Unlike CDs, which require you to lock up your money for a preset period, savings accounts give you access to your money at all times without facing a penalty. And unlike investment accounts, which can produce generous returns, savings accounts are risk-free.
A stock portfolio could rise and fall in value, making it a poor choice for your emergency fund. But your savings account deposit is protected at all times, as long as it’s no more than $250,000 and your bank is FDIC-insured.
You need money set aside for emergencies at all times, because you never know when a surprise bill might pop up. You also never know when you might end up losing your job unexpectedly. It’s important to aim for at least three months’ worth of bills in your savings account so you’re covered no matter what — regardless of what interest rates look like.
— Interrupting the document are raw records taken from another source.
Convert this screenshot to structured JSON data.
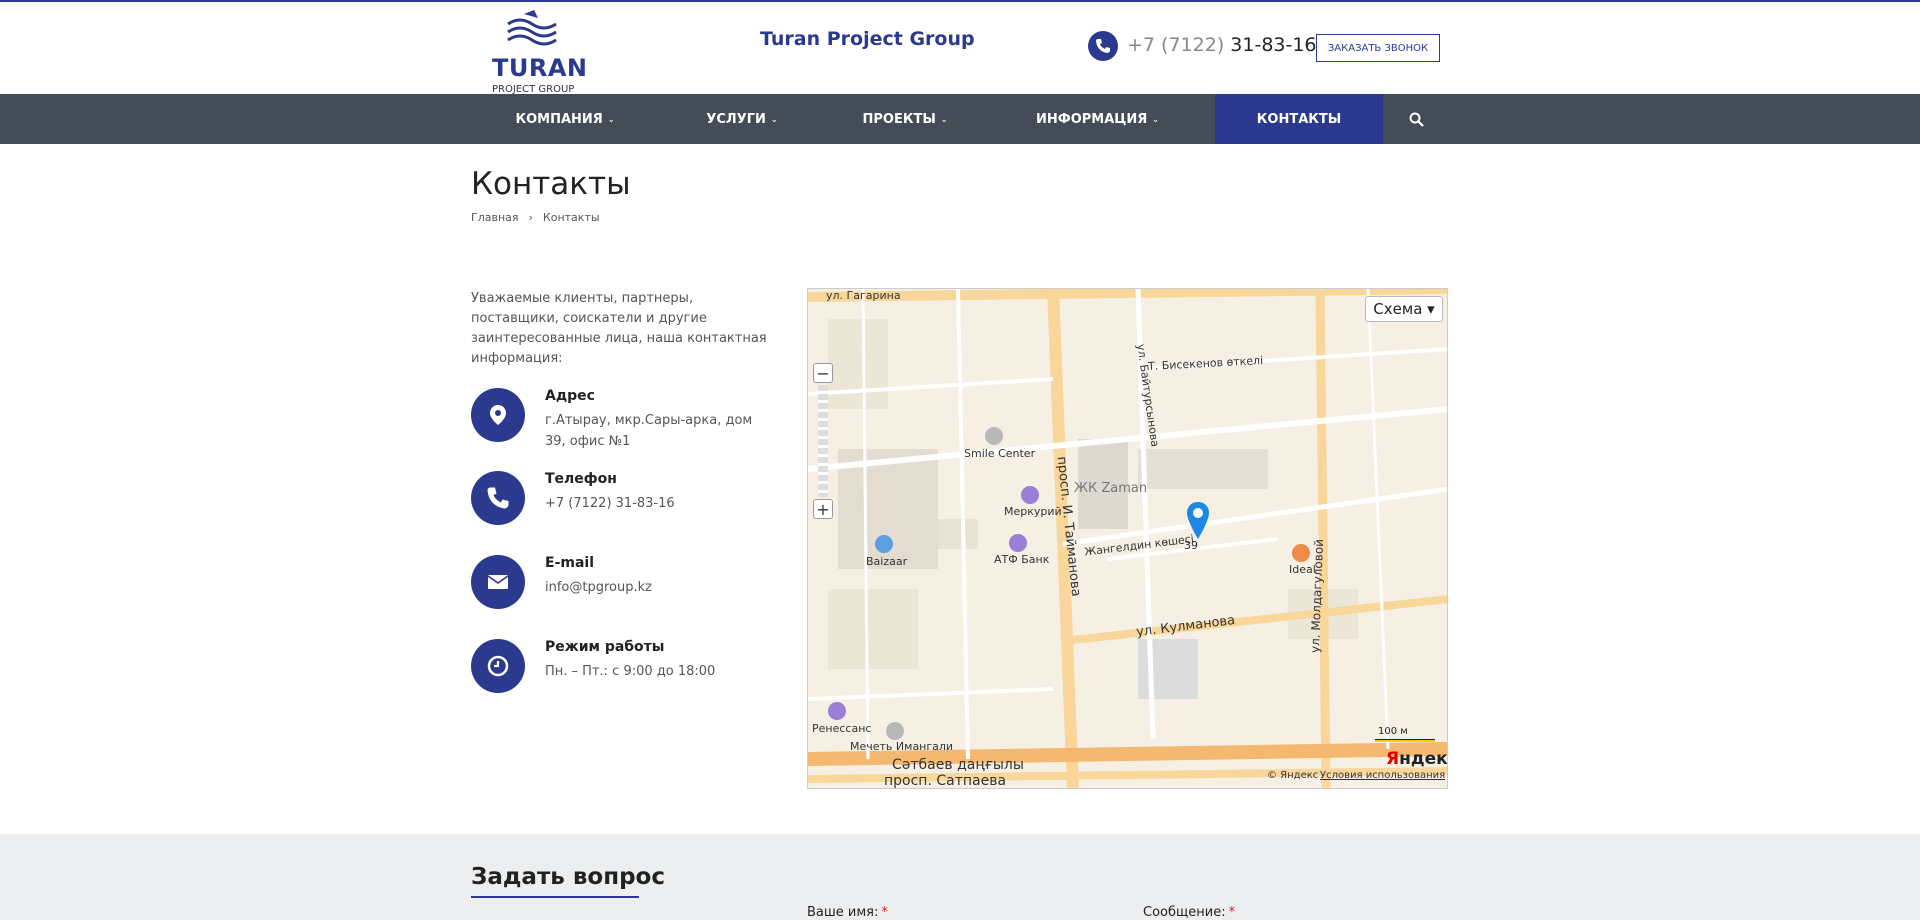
{
  "header": {
    "logo_big": "TURAN",
    "logo_small": "PROJECT GROUP",
    "company_name": "Turan Project Group",
    "phone_code": "+7 (7122)",
    "phone_number": "31-83-16",
    "callback_label": "ЗАКАЗАТЬ ЗВОНОК"
  },
  "nav": {
    "items": [
      {
        "label": "КОМПАНИЯ",
        "chevron": "⌄"
      },
      {
        "label": "УСЛУГИ",
        "chevron": "⌄"
      },
      {
        "label": "ПРОЕКТЫ",
        "chevron": "⌄"
      },
      {
        "label": "ИНФОРМАЦИЯ",
        "chevron": "⌄"
      },
      {
        "label": "КОНТАКТЫ"
      }
    ],
    "active_index": 4,
    "search_icon": "search-icon"
  },
  "page": {
    "title": "Контакты",
    "breadcrumb": {
      "home": "Главная",
      "separator": "›",
      "current": "Контакты"
    }
  },
  "intro": "Уважаемые клиенты, партнеры, поставщики, соискатели и другие заинтересованные лица, наша контактная информация:",
  "contacts": [
    {
      "title": "Адрес",
      "value": "г.Атырау, мкр.Сары-арка, дом 39, офис №1",
      "icon": "location-pin-icon"
    },
    {
      "title": "Телефон",
      "value": "+7 (7122) 31-83-16",
      "icon": "phone-icon"
    },
    {
      "title": "E-mail",
      "value": "info@tpgroup.kz",
      "icon": "envelope-icon"
    },
    {
      "title": "Режим работы",
      "value": "Пн. – Пт.: с 9:00 до 18:00",
      "icon": "clock-icon"
    }
  ],
  "map": {
    "scheme_label": "Схема ▾",
    "zoom_out": "−",
    "zoom_in": "+",
    "scale_label": "100 м",
    "copyright": "© Яндекс",
    "terms": "Условия использования",
    "logo_first": "Я",
    "logo_rest": "ндекс",
    "labels": [
      "ул. Гагарина",
      "Smile Center",
      "ЖК Zaman",
      "Меркурий",
      "АТФ Банк",
      "Baizaar",
      "Ideal",
      "ул. Кулманова",
      "просп. И. Тайманова",
      "ул. Молдагуловой",
      "Жангелдин көшесі",
      "Ренессанс",
      "Мечеть Имангали",
      "Сәтбаев даңғылы",
      "просп. Сатпаева",
      "Т. Бисекенов өткелі",
      "ул. Байтурсынова",
      "39"
    ]
  },
  "form": {
    "title": "Задать вопрос",
    "name_label": "Ваше имя:",
    "message_label": "Сообщение:",
    "required_mark": "*"
  },
  "colors": {
    "brand": "#2b3a8f",
    "nav_bg": "#434c57",
    "footer_bg": "#eceef0"
  }
}
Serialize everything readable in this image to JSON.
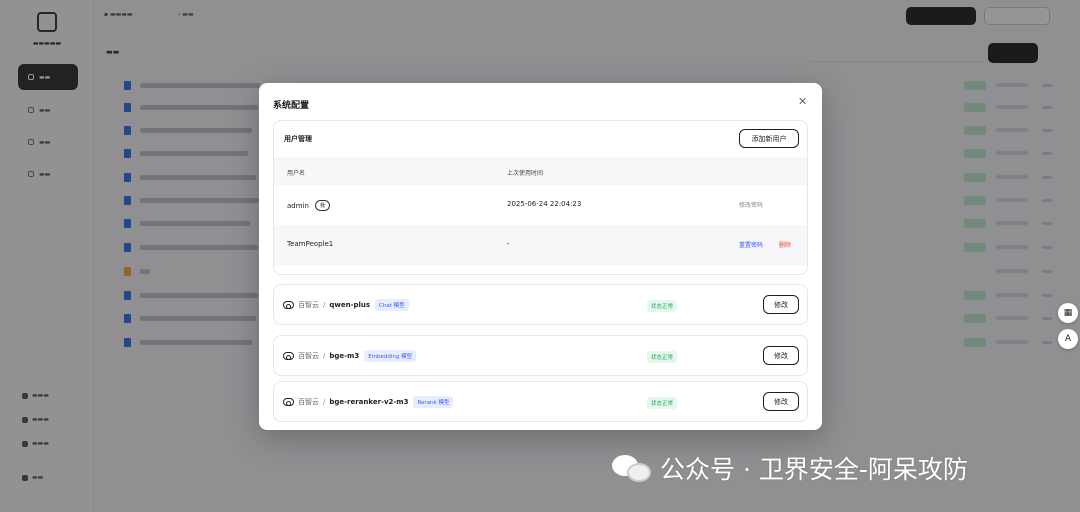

Try to get the best savings account rate possible
Your primary goal in putting money into a savings account shouldn’t be to make money. Rather, it should be to find a safe home for the money you have earmarked for emergencies or goals that are coming up soon, like buying a new car.
But that doesn’t mean you shouldn’t try to get the best interest rate you can on your savings. There’s no reason to settle for a lower rate when your savings could be paying you more.
To find the best savings account rate, do these two things:
- Shop around. Check out different banks to see what they’re paying. You can start with this list of the best savings account rates.
- Go online. Online-only banks tend to offer higher interest rates than physical banks. Maintaining actual locations costs more, which is why brick-and-mortar banks often pay less interest than online-only banks.
No matter how much or little interest savings accounts are paying in 2025, they’ll absolutely be worth having. But it never hurts to find a better savings account if you’re not happy with the interest yours is giving you.